I just want to provide one last example, other than Roko’s basilisk, of what can happen when you take the LessWrong mindset seriously, and take it to its logical conclusion. A talk by Jaan Tallinn (transcript), a major donor of the Machine Intelligence Research Institute:
This talk combines the ideas of intelligence explosion, the multiverse, the anthropic principle, and the simulation argument, into an alternative model of the universe – a model where, from the perspective of a human observer, technological singularity is the norm, not the exception.
A quote from the talk by Jaan Tallinn:
We started by observing that living and playing a role in the 21st century seems to be a mind-boggling privilege, because the coming singularity might be the biggest event in the past and future history of the universe. Then we combined the computable multiverse hypothesis with the simulation argument, to arrive at the conclusion that in order to determine how special our century really is, we need to count both the physical and virtual instantiations of it.
We further talked about the motivations of post-singularity superintelligences, speculating that they might want to use simulations as a way to get in touch with each other. Finally we analyzed a particular simulation scenario in which superintelligences are searching for one another in the so called mind space, and found that, indeed, this search should generate a large number of virtual moments near the singularity, thus reducing our surprise in finding ourselves in one.
In other words, combine a lot of vague, highly conjunctive, and non-evidence-backed speculations into a model of the universe that suits you best.

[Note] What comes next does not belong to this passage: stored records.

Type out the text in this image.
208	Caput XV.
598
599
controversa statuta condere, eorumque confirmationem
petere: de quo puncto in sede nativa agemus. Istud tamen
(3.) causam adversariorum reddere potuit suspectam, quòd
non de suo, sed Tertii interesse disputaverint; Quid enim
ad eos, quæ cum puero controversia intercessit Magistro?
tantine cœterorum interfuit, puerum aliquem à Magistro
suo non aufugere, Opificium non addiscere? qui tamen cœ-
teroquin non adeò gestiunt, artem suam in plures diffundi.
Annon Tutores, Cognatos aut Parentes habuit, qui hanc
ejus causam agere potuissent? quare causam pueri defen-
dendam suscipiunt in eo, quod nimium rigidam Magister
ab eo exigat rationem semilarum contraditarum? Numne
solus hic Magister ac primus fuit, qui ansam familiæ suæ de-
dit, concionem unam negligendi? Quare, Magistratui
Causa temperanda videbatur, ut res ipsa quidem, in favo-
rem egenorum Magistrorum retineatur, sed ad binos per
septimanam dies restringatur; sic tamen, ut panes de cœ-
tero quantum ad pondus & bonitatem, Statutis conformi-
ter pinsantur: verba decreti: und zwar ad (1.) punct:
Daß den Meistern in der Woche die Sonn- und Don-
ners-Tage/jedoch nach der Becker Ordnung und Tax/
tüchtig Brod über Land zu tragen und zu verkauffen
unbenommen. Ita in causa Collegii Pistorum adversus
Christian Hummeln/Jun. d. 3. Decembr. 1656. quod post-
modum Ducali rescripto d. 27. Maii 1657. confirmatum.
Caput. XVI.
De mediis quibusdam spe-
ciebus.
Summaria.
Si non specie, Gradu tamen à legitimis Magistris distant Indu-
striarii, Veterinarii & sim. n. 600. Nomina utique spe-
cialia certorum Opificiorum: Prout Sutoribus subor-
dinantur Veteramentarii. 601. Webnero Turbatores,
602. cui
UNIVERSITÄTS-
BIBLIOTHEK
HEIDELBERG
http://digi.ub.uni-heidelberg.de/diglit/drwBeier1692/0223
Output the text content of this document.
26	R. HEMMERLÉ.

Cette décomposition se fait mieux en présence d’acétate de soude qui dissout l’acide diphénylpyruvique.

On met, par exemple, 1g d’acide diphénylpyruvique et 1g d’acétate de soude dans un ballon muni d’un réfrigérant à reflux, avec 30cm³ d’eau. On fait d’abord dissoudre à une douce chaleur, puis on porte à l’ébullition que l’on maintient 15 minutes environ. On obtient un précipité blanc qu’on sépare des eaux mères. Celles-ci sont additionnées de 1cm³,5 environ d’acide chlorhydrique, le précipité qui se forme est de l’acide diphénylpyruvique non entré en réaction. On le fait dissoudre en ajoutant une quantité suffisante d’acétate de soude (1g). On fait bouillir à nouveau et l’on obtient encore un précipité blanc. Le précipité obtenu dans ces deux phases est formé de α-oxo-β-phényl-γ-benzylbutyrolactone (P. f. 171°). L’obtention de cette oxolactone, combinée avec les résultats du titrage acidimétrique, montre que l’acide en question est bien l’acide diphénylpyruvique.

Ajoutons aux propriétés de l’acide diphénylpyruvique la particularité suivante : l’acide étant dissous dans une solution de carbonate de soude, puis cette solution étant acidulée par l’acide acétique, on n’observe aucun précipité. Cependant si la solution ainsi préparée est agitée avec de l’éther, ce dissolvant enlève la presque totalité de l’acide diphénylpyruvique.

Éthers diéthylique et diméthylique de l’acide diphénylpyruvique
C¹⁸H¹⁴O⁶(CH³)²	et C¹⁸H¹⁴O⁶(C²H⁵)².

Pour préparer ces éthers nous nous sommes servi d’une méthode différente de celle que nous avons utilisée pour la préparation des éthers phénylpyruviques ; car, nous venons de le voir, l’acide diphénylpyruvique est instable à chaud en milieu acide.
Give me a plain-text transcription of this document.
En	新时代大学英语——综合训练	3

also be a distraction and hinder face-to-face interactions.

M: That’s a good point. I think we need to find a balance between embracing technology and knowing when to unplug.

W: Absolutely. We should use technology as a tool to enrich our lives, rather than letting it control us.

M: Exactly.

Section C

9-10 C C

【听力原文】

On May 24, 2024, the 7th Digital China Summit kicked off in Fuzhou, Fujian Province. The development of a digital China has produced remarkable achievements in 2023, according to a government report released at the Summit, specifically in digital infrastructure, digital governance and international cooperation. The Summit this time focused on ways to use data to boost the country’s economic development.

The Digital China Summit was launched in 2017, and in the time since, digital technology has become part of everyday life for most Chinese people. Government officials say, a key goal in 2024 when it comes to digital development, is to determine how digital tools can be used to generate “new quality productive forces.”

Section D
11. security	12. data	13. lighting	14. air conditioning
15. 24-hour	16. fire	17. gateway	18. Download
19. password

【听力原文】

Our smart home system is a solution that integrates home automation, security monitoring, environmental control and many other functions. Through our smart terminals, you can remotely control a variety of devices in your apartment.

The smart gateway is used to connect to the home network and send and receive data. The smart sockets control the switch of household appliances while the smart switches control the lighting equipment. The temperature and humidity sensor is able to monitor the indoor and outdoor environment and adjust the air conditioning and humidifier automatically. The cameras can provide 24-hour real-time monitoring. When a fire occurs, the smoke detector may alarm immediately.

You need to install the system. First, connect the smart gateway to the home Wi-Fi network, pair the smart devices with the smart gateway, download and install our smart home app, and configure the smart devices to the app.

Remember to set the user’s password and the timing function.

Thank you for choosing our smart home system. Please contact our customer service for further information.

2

LessWrong stands for rationality. Which is fine. It stands for consequentialism. Also fine. The problem is that they pervert these fine ideas and instead promote an extreme and naive overcompensatation against what they deem irrational. This leads them to completely disregard common sense in favor of approximations of theoretically correct concepts that break human brains. The results are flawed ideas such as Roko’s basilisk, or talks such as the one given by Jaan Tallinn.
It’s troublesome how ambiguous the signals are that LessWrong is sending on some issues.
On the one hand LessWrong says that you should shut up and multiply, trust the math even when it feels wrong. On the other hand Yudkowsky writes that he would sooner question his grasp of “rationality” than give five dollars to a Pascal’s Mugger because he thought it was “rational”.
On the one hand LessWrong says that whoever knowingly chooses to save one life, when they could have saved two – to say nothing of a thousand lives, or a world – they have damned themselves as thoroughly as any murderer. On the other hand Yudkowsky writes that ends don’t justify the means for humans.
On the one hand LessWrong stresses the importance of acknowledging a fundamental problem and saying “Oops”. On the other hand Yudkowsky tries to patch a framework that is obviously broken.
Anyway, I worry that the overall message that LessWrong sends is that of naive consequentialism, and decision making based on back-of-the-envelope calculations, rather than the meta-level consequentialism that contains itself when faced with too much uncertainty, and which focuses on obtaining robust beliefs that are backed by empirical evidence.
Yudkowsky might write that ends don’t justify the means for humans. But he also believes that such deontological prohibitions do not apply to artificial intelligences. And since Yudkowsky believes that he is a complete strategic altruist, and that it is his moral obligation to build a friendly AI, indirectly he still ends up advocating actions in order to achieve goals that he deems to be altruistic. In other words, he himself might not kill one person to save two, but he wants to create an AI that would do so. Which isn’t very reassuring.